Studie beendet bei Wasserpreisen in Europa den „Äpfel mit Birnen-Vergleich“

Kaum jemand wird bei Vergleich von „Äpfel mit Birnen“ in der EU an Wasserpreise denken. Aber genau darum geht es in der VEWA-Studie. Anlass sind die nicht verstummenden Vorhaltungen, Deutschland habe mit die höchsten Wasserpreise in Europa. Daher hat der BDEW (Bundesverband der deutschen Energie- und Wasserwirtschaft) die so genannte VEWA-Studie ins Leben gerufen. VEWA ist die Kurzform für den “Vergleich Europäischer Wasser- und Abwasserpreise“. Dieser geht weit über den einfachen Preisvergleich in Europa hinaus.
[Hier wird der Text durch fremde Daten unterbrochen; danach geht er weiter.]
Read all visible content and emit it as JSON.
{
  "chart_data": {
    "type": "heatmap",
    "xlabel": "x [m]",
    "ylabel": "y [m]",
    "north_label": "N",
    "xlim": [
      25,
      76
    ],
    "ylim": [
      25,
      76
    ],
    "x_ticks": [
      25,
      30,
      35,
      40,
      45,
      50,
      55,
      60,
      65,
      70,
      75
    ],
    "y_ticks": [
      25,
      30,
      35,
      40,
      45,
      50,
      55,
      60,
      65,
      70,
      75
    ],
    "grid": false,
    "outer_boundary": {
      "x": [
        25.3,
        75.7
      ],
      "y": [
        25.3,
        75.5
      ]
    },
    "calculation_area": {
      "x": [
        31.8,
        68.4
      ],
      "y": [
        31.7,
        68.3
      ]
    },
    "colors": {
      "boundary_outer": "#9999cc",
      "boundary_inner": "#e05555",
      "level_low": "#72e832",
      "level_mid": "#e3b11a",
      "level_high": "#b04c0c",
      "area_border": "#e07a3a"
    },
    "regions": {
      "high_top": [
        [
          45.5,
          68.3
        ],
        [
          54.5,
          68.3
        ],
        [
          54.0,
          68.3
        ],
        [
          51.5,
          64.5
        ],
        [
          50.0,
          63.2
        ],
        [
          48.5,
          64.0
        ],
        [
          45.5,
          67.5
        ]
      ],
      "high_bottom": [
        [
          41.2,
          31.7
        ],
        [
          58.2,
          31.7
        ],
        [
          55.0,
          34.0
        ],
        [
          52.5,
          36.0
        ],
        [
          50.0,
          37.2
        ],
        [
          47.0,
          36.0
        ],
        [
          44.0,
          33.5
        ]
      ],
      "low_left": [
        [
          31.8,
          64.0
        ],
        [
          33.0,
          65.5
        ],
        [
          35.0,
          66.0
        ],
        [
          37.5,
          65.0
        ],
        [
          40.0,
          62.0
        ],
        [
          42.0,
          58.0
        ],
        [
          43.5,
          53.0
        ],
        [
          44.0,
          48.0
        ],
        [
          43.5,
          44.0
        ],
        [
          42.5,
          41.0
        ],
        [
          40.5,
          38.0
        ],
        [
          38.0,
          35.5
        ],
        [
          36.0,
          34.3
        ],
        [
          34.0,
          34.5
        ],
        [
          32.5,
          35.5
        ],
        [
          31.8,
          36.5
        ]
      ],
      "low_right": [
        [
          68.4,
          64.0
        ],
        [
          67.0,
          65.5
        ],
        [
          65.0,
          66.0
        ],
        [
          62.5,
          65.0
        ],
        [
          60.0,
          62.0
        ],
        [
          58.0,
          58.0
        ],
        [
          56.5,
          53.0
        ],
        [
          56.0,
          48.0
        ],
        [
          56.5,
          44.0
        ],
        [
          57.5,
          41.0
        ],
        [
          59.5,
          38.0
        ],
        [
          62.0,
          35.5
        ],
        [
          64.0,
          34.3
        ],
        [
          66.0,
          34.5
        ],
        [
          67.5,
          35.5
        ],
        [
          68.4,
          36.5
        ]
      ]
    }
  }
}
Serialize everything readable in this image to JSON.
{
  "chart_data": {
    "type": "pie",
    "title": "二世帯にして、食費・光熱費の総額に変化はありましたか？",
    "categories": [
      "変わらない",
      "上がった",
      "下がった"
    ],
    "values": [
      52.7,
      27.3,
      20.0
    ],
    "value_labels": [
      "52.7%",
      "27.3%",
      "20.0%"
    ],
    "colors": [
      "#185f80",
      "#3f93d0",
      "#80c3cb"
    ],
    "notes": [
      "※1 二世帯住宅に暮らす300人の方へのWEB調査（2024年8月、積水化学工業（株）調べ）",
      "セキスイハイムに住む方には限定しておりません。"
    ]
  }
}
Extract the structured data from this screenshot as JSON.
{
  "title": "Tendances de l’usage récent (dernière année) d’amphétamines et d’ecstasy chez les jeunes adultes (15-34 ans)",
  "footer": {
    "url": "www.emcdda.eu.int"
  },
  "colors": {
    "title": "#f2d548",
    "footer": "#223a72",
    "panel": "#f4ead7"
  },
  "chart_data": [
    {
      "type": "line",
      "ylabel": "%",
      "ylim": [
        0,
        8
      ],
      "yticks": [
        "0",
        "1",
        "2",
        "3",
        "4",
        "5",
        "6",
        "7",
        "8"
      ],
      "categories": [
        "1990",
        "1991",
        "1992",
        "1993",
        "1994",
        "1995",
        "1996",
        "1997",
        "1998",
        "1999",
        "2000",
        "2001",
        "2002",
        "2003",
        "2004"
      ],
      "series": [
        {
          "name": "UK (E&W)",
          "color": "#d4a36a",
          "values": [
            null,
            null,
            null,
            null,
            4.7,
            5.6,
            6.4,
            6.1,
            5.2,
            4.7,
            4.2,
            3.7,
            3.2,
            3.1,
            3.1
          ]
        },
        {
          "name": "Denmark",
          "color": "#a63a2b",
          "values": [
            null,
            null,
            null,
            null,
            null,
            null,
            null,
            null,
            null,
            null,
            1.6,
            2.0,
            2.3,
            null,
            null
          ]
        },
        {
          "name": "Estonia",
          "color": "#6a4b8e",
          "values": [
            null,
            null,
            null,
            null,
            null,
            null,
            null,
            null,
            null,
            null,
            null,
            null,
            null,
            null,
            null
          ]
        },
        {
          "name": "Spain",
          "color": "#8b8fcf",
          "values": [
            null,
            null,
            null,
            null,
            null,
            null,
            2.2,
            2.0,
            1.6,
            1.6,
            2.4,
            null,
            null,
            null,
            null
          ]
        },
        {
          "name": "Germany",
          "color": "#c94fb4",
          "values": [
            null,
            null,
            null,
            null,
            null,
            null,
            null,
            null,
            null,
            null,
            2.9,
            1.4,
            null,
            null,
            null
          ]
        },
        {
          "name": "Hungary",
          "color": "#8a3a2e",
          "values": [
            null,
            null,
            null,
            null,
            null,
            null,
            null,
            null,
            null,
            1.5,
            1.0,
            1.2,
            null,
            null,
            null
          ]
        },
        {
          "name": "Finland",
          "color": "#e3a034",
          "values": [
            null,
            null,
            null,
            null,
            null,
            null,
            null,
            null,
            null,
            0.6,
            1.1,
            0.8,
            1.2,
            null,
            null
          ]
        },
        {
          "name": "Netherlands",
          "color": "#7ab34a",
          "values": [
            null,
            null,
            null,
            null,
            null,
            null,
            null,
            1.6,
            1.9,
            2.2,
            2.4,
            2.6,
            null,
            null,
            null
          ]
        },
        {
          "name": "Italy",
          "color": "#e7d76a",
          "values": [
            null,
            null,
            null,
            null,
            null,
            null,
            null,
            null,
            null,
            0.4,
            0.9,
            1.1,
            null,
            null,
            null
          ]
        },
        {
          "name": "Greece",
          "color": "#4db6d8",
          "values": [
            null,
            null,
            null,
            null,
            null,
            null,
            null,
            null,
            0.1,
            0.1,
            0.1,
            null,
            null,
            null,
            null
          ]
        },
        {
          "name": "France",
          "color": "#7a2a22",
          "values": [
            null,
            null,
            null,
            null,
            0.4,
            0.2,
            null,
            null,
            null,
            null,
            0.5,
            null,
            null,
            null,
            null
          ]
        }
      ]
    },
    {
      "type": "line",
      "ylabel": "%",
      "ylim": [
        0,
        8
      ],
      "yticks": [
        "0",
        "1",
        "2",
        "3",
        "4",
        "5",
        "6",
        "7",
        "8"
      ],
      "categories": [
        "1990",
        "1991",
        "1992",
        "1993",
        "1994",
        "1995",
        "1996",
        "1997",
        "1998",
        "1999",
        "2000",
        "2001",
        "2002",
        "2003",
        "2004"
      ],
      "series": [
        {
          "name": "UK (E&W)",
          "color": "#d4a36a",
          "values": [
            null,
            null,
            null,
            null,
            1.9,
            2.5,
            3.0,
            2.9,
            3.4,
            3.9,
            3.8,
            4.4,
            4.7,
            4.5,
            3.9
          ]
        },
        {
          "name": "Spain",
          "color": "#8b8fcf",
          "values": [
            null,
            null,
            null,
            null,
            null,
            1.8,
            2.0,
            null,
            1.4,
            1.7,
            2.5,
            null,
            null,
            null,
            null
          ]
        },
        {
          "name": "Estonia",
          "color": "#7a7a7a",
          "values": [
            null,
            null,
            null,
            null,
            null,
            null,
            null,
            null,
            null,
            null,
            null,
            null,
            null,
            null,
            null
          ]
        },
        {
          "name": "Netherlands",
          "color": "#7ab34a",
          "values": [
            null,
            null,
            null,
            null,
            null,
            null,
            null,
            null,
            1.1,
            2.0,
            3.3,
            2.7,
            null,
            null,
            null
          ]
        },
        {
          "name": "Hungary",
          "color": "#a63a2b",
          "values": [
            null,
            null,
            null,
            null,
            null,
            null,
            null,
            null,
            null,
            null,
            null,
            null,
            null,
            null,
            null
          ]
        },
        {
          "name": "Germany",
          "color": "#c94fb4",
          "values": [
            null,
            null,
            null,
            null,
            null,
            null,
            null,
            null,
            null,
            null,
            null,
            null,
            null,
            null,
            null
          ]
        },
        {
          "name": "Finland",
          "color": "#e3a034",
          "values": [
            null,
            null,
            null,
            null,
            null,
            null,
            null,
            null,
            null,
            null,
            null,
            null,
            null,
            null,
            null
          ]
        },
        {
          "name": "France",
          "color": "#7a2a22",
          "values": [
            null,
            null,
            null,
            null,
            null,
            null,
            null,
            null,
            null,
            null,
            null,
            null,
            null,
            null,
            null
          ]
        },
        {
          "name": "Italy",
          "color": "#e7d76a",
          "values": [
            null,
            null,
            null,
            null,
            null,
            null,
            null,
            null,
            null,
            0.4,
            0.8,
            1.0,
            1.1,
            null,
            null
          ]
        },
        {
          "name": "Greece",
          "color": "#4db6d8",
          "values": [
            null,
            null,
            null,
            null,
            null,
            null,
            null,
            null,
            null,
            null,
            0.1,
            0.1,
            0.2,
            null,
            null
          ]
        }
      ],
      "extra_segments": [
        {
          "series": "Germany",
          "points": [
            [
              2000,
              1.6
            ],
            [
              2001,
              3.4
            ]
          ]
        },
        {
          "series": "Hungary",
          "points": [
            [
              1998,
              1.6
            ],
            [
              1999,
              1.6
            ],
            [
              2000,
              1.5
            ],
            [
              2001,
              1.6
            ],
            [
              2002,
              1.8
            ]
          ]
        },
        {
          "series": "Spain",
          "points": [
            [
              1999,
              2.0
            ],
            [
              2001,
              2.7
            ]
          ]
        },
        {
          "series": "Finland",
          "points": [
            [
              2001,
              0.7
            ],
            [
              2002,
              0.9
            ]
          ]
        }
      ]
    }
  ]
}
Die Ende April in Brüssel vorgestellte aktuelle Studie vergleicht in den Ländern Deutschland, England/Wales, Frankreich, den Niederlanden, Österreich und Polen auch die Strukturen der jeweiligen Wasserwirtschaft, deren Infrastruktur, Investitionen, Preise, Zuschüsse, Steuern und Abgaben sowie Leistungs- und Qualitätsstandards. Damit soll festgestellt werden, in welchem Umfang Preise überhaupt kostendeckend sind und welche Leistungs- und Qualitätsniveaus in den Ländern damit finanziert werden. Denn dort vor die Kosten gedeckt werden, sind die Wasserpreise tendenziell höher als dort wo Kostenunterdeckung besteht. Dort wo hohe Wasserverluste zu verzeichnen sind, spricht vieles dafür, dass die Investitionen und Instandhaltungen eigentlich zu gering sind. Wenn die Leistungen unterschiedlich sind und Kostendeckungen nicht oder nur durch Zuschüsse erreicht werden, sind die Preise nicht vergleichbar – also „Äpfel mit Birnen“.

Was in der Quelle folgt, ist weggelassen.